In his book To The Last Ridge which tracks a young man’s experience with the 57th Battalion, W.H Downing gives an idea of that world:  “Stammering  scores of German machine-guns spluttered violently, drowning the noise of the  cannonade. The air was thick with bullets, swishing in a flat criss-crossed lattice of death … Hundreds were mown down in the flicker of an eyelid, like great rows of teeth knocked from a comb … Men were cut in two by streams of bullets [that] swept like whirling knives … It was the charge of the Light Brigade once more, but more terrible, more hopeless”.
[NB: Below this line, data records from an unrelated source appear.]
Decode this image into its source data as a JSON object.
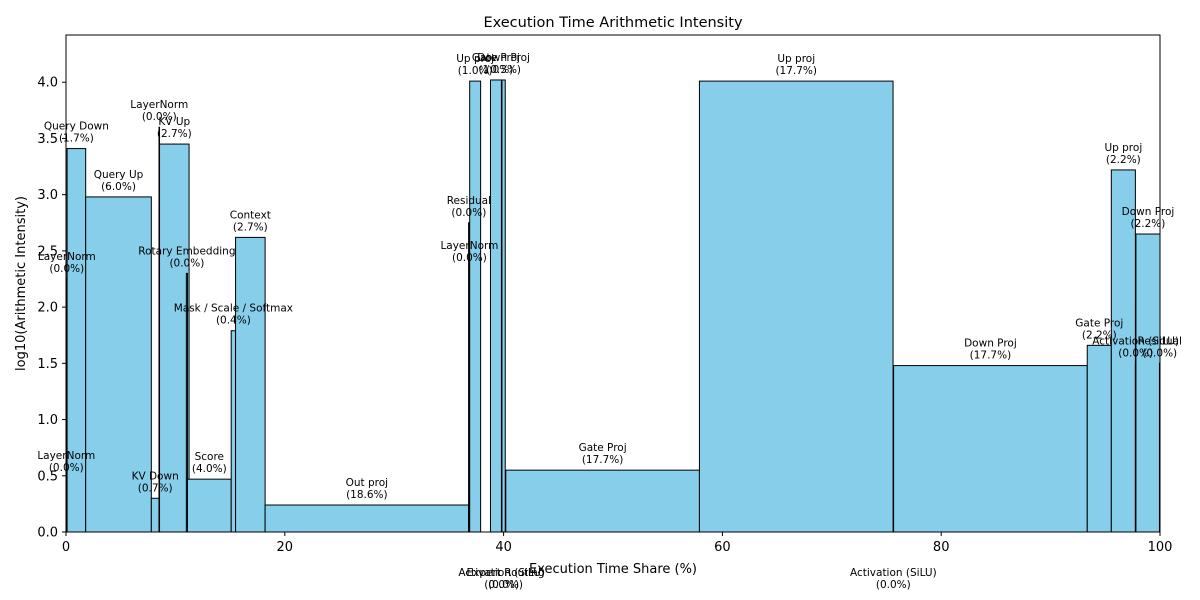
{
  "chart_data": {
    "type": "bar",
    "title": "Execution Time Arithmetic Intensity",
    "xlabel": "Execution Time Share (%)",
    "ylabel": "log10(Arithmetic Intensity)",
    "xlim": [
      0,
      100
    ],
    "ylim": [
      0,
      4.42
    ],
    "xticks": [
      "0",
      "20",
      "40",
      "60",
      "80",
      "100"
    ],
    "yticks": [
      "0.0",
      "0.5",
      "1.0",
      "1.5",
      "2.0",
      "2.5",
      "3.0",
      "3.5",
      "4.0"
    ],
    "grid": false,
    "legend": "none",
    "bar_color": "#87ceeb",
    "bars": [
      {
        "name": "LayerNorm",
        "pct_label": "(0.0%)",
        "x0": 0.0,
        "x1": 0.05,
        "y": 0.48
      },
      {
        "name": "LayerNorm",
        "pct_label": "(0.0%)",
        "x0": 0.05,
        "x1": 0.1,
        "y": 2.25
      },
      {
        "name": "Query Down",
        "pct_label": "(1.7%)",
        "x0": 0.1,
        "x1": 1.8,
        "y": 3.41
      },
      {
        "name": "Query Up",
        "pct_label": "(6.0%)",
        "x0": 1.8,
        "x1": 7.8,
        "y": 2.98
      },
      {
        "name": "KV Down",
        "pct_label": "(0.7%)",
        "x0": 7.8,
        "x1": 8.5,
        "y": 0.3
      },
      {
        "name": "LayerNorm",
        "pct_label": "(0.0%)",
        "x0": 8.5,
        "x1": 8.55,
        "y": 3.6
      },
      {
        "name": "KV Up",
        "pct_label": "(2.7%)",
        "x0": 8.55,
        "x1": 11.25,
        "y": 3.45
      },
      {
        "name": "Rotary Embedding",
        "pct_label": "(0.0%)",
        "x0": 11.0,
        "x1": 11.1,
        "y": 2.3
      },
      {
        "name": "Score",
        "pct_label": "(4.0%)",
        "x0": 11.1,
        "x1": 15.1,
        "y": 0.47
      },
      {
        "name": "Mask / Scale / Softmax",
        "pct_label": "(0.4%)",
        "x0": 15.1,
        "x1": 15.5,
        "y": 1.79
      },
      {
        "name": "Context",
        "pct_label": "(2.7%)",
        "x0": 15.5,
        "x1": 18.2,
        "y": 2.62
      },
      {
        "name": "Out proj",
        "pct_label": "(18.6%)",
        "x0": 18.2,
        "x1": 36.8,
        "y": 0.24
      },
      {
        "name": "Residual",
        "pct_label": "(0.0%)",
        "x0": 36.8,
        "x1": 36.85,
        "y": 2.75
      },
      {
        "name": "LayerNorm",
        "pct_label": "(0.0%)",
        "x0": 36.85,
        "x1": 36.9,
        "y": 2.35
      },
      {
        "name": "Up proj",
        "pct_label": "(1.0%)",
        "x0": 36.9,
        "x1": 37.9,
        "y": 4.01
      },
      {
        "name": "Gate Proj",
        "pct_label": "(1.0%)",
        "x0": 38.8,
        "x1": 39.8,
        "y": 4.02
      },
      {
        "name": "Activation (SiLU)",
        "pct_label": "(0.0%)",
        "x0": 39.8,
        "x1": 39.85,
        "y": 0.0
      },
      {
        "name": "Down Proj",
        "pct_label": "(0.3%)",
        "x0": 39.85,
        "x1": 40.15,
        "y": 4.02
      },
      {
        "name": "Expert Routing",
        "pct_label": "(0.0%)",
        "x0": 40.15,
        "x1": 40.2,
        "y": 0.0
      },
      {
        "name": "Gate Proj",
        "pct_label": "(17.7%)",
        "x0": 40.2,
        "x1": 57.9,
        "y": 0.55
      },
      {
        "name": "Up proj",
        "pct_label": "(17.7%)",
        "x0": 57.9,
        "x1": 75.6,
        "y": 4.01
      },
      {
        "name": "Activation (SiLU)",
        "pct_label": "(0.0%)",
        "x0": 75.6,
        "x1": 75.65,
        "y": 0.0
      },
      {
        "name": "Down Proj",
        "pct_label": "(17.7%)",
        "x0": 75.65,
        "x1": 93.35,
        "y": 1.48
      },
      {
        "name": "Gate Proj",
        "pct_label": "(2.2%)",
        "x0": 93.35,
        "x1": 95.55,
        "y": 1.66
      },
      {
        "name": "Up proj",
        "pct_label": "(2.2%)",
        "x0": 95.55,
        "x1": 97.75,
        "y": 3.22
      },
      {
        "name": "Activation (SiLU)",
        "pct_label": "(0.0%)",
        "x0": 97.75,
        "x1": 97.8,
        "y": 1.5
      },
      {
        "name": "Down Proj",
        "pct_label": "(2.2%)",
        "x0": 97.8,
        "x1": 100.0,
        "y": 2.65
      },
      {
        "name": "Residual",
        "pct_label": "(0.0%)",
        "x0": 99.95,
        "x1": 100.0,
        "y": 1.5
      }
    ]
  }
}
There is a reference in the documents to Angus being wounded, ‘blown up’, which fits together with the story of how he stopped to relieve himself only to see mates killed by a land mine. On such small acts did survival turn.  I’d like to think his history of going AWOL – he made it all the way through France to London – was because he had trouble with authority. The romantic notion of him rebelling against the structure is appealing. After all, his Scottish grandparents came to Australia as boat people after being forced to leave their homeland; and clearly, he was not concerned about being arrested and court-martialed. There were a few such times.  His handwriting, when he was discharged 20th January 1919 with the notation, shell shocked, is spidery, uncertain. He was awarded the  1914-15 Star and the British War Medal and Victory medal 1914-1919.

He married at 40, late in life, to a woman half his age, a returned serviceman whose hands would shake and tremble. He suffered nightmares and trench feet – where bacteria would cause large green painful blisters that stank when they burst. He could not speak of the war and when he did, it was with tears.  Some war wounds remain hidden.

It would seem he was already losing his battle with the bottle. He married, trying to settle back into the small country town life – trying to come back to normality after the mud, blood and death.  Apparently, he didn’t make the transition – according to his children the nightmares, the drinking never stopped.  He largely disappeared from the lives of his six kids; lived rough until finally, he died in the local hospital.

Somewhere there is an Honour Board which marks those who did not die on the battlefield but left much of themselves in the blood and the mud, these very ordinary men who, for a brief period in their lives, did something extraordinary.